Interview – David Mack

Panini Comics vient juste de publier la première partie de Daredevil: End of Days, et à cette occasion, David Mack, qui a scénarisé ce chef d’oeuvre en tandem avec Brian Michael Bendis, son ami depuis 20 ams, nous a accordé une interview, dans laquelle nous revenons avec lui sur ses débuts dans l’industrie des comics, sa conception des comics et de son travail, son arrivée chez Marvel, son lien avec Daredevil, le processus créatif de End of Days mais aussi ses projets pour l’avenir. Une interview riche en enseignements, pleine de philosophie et d’humilité, que nous aurions pu couper en deux parties vu sa longueur, mais que nous avons préféré vous proposer en un seul bloc.

David Mack

1. A propos de Kabuki et de ses débuts dans l’industrie des comics, et chez Marvel:
– Vous étiez jeune lorsque vous avez imaginé Kabuki; comment cette histoire vous est-elle venue à l’idée?

Le premier volume a été créé et publié pour ma thèse de Littérature. J’avais 20 ans quand j’ai commencé le premier volume en 1993, et j’ai poursuivi après mes années d’études. J’écrivais Kabuki à l’université et j’avais un ami dans mon cours de dessin et peinture qui était japonais, donc quand j’ai eu à choisir une langue étrangère, j’ai choisi le japonais, que j’ai étudié pendant quelques années. J’ai étudié l’histoire et la mythologie japonaises, et diverses philosophies et religions, en même temps que je faisais des voyages, et j’ai donc eu tout ce monde de mythologie qui s’est versé dans mon propre univers. Les archétypes de cette mythologie ont servi de structure à mon récit, pour certaines raisons. L’une d’entre elles est que j’étais un grand amateur de comics autobiographiques: Robert Crumb, American Splendor d’Harvey Pekar, j’adore Schizo d’Ivan Brunetti. Mais j’étais si jeune que je ne me sentais pas suffisamment désinvolte pour écrire une histoire autobiographique à mon âge. Je ne me sentais même pas assez formé en tant qu’être humain, ni assez objectif pour être en mesure de le faire. Et je ne voulais pas tomber dans le piège de faire de mon personnage principal une version idéalisée de moi-même.Alors j’ai pensé que je pourrais écrire au sujet de choses très personnelles si je le faisais à travers un voile, derrière un masque en quelque sorte. J’ai pensé également qu’à mon âge, je pourrais écrire quelque chose qui serait plus universel et parlerait plus aux lecteurs s’ils pouvaient se voir eux-mêmes dans les personnages, plutôt que me voir moi. Donc, je me suis dit que je pourrais raconter une histoire personnelle mais rendre beaucoup de détails très différents de ma vie.

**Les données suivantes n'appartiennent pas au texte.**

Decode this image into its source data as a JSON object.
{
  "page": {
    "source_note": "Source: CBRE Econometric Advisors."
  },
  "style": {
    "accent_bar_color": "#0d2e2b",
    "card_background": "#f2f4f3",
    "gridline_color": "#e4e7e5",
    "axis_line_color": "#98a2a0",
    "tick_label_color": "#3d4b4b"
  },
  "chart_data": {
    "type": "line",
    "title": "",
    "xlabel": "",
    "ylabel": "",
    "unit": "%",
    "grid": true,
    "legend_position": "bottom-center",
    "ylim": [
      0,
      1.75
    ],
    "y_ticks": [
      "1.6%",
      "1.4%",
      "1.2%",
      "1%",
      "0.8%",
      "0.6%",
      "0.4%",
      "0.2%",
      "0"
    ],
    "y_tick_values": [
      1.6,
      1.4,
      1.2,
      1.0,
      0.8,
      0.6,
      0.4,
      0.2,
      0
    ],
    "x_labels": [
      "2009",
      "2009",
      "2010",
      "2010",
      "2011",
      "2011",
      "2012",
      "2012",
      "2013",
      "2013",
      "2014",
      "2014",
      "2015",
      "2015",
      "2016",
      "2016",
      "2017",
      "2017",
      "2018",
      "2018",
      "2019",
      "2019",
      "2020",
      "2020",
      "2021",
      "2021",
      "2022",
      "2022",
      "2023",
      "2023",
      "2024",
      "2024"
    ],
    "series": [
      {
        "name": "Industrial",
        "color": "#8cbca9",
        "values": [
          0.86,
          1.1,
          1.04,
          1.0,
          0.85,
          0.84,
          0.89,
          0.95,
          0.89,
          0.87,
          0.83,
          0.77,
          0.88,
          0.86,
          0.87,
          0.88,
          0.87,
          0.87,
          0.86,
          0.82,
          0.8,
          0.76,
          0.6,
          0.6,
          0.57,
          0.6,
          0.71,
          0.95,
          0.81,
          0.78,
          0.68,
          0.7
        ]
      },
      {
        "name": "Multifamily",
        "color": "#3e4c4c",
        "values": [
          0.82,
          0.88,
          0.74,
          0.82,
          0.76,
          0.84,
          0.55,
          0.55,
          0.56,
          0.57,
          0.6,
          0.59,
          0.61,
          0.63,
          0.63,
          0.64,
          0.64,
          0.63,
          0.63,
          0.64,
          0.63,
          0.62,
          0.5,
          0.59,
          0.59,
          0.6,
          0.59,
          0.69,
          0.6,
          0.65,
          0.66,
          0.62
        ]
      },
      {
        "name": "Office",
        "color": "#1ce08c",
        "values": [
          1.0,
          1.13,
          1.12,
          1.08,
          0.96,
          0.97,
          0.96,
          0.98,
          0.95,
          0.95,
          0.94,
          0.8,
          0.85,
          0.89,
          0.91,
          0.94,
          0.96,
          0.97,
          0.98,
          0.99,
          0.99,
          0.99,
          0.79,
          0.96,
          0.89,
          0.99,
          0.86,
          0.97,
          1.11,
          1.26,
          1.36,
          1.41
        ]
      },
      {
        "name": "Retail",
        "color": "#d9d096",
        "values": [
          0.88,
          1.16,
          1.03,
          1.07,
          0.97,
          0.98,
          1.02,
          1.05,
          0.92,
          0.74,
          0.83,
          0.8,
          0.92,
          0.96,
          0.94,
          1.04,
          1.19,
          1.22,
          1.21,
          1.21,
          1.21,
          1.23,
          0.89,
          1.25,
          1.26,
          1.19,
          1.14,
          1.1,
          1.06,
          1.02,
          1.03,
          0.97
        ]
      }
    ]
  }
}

J’ai commencé par décider que le personnage principal serait une femme. Puis de placer l’intrigue dans un endroit différent dans le monde, avec une culture différente, et dans un futur proche et ambigu. Cette localisation temporelle me donnerait la liberté d’augmenter le volume des choses, de parler du présent à travers les métaphores du passé et du futur. Et aussi de faire des commentaires sociaux et politiques sur notre propre culture, ainsi que d’autres, mais à travers le prisme d’une autre culture. De cette façon, les lecteurs peuvent faire les connexions d’eux mêmes avec leur propre culture.

Un autre aspect de l’histoire est qu’elle est racontée à travers des contes de fée et des histoires pour enfants à la fois occidentales et orientales. Le premier volume de Kabuki revisite Alice au pays des Merveilles. Le voyage d’un Pion qui devient Reine. Le voyage classique d’un héros qui passe de l’enfance à l’âge adulte. De la petite naissance et la servitude à la plus puissante pièce de l’échiquier, qui peut changer de direction.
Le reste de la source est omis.